それでも3Dプリント生産でもない限り顧客に届くまで1週間近くは要するから、短納期を追求するならミニマム在庫を短サイクル生産で補充する「擬似受注生産方式」が現実的だ。色柄・サイズのフェイス在庫を国内工場の短サイクル生産で補充する(柄替えしてサイズ補充するのが肝)メーカーズシャツ鎌倉が代表的だが、ユニクロの「オーダーメイド感覚」サイズセレクトサービスでも2000超のサイズから選択して正午までの発注なら当日出荷している。

VMI(Vendor Managed Inventory)とは、予め取り決めた「棚割」(商品の陳列配置とフェイシング量)を期間を定めて維持するようベンダーに補充を委託するものだ。EDIで販売数を自動発注する段階からアルゴリズムで販売数を予測する段階へ進化しているが、ベンダーが補充出荷と補充生産の乖離を埋める備蓄在庫で欠品を防止するのは変わりない。店頭在庫と倉庫在庫の違いはあるものの、ミニマム在庫を短サイクル生産で補充するという点は「擬似受注生産方式」と共通している。
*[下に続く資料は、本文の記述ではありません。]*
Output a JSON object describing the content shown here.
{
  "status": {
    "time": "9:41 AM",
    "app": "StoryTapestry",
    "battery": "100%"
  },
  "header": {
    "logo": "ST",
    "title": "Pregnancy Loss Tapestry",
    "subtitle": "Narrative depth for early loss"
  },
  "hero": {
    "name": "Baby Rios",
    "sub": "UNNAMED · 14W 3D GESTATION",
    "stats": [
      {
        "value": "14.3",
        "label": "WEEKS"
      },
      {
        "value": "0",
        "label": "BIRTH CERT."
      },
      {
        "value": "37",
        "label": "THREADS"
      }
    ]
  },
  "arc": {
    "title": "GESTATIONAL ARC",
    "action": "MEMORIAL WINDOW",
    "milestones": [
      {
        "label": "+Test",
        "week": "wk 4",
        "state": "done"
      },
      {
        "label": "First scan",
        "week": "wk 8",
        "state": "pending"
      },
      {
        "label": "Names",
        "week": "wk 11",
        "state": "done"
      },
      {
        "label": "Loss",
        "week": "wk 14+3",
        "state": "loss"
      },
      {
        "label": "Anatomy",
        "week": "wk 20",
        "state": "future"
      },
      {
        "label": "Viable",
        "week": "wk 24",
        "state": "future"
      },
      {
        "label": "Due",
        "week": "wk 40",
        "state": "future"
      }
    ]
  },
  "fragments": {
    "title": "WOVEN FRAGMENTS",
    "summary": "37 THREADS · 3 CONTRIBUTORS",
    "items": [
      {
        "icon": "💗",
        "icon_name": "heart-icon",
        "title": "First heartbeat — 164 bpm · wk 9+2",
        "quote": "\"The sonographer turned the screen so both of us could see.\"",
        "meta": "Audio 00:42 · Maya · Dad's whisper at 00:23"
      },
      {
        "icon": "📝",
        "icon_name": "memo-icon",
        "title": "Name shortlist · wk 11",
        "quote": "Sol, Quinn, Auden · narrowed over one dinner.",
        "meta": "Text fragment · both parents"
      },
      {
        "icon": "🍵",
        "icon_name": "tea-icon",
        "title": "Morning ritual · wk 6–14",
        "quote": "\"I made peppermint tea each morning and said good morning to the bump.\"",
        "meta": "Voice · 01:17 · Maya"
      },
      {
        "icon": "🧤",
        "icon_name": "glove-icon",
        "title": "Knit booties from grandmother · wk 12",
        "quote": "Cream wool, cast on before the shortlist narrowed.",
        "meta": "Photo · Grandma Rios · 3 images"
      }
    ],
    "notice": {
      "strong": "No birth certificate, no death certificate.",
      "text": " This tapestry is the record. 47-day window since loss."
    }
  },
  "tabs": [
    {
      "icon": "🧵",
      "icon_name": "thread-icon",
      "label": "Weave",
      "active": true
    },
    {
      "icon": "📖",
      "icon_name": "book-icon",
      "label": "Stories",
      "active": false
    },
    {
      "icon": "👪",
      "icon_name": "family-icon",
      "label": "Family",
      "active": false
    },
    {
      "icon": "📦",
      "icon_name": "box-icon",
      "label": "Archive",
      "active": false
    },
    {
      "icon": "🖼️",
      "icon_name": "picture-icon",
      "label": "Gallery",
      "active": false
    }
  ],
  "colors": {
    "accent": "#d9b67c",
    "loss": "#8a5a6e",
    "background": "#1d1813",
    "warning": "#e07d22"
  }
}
ベンダーが備蓄在庫に頼るか短サイクル生産に徹するかは生産ロット/コストなどベンダー側の体制もあるが、小売側のサプライ思想にも左右される。

 

■小売業かメーカーかスタンスを徹底すべき

 中産階級が崩壊し少子高齢化で女性の社会戦力化が進むと“お洒落”の社会的意味が失われてコモディティ化が加速し、単価が落ちTPOが崩れ買い替えサイクルも長期化してマーケットの萎縮が止まらなくなる。サブスクリプションやリサイクルの拡大が、それに輪をかけているのは言うまでもない。

ファッションビジネスがここまで追い詰められると、小売業かアパレルメーカーかスタンスの中途半端な企業は生き残りが難しい。SPAと称し製品調達して売り減らしているような企業はアパレル系でも小売系でも抜本的な転換を迫られることになる。

 小売業なら顧客利便と品揃えを最優先にベンダーの企画機能とサプライ機能を活用するVMIへ向かうべきだし、メーカーなら商社に依存した製品調達を脱して自ら生産ラインからのサプライチェーンを確立すべきだ。VMIは定番的な商品とは限らず個性的な商品の別注VMIという新機軸も期待されるし、サプライチェーンはデジタル化と工賃払い調達による短納期オンデマンド体制が望まれる。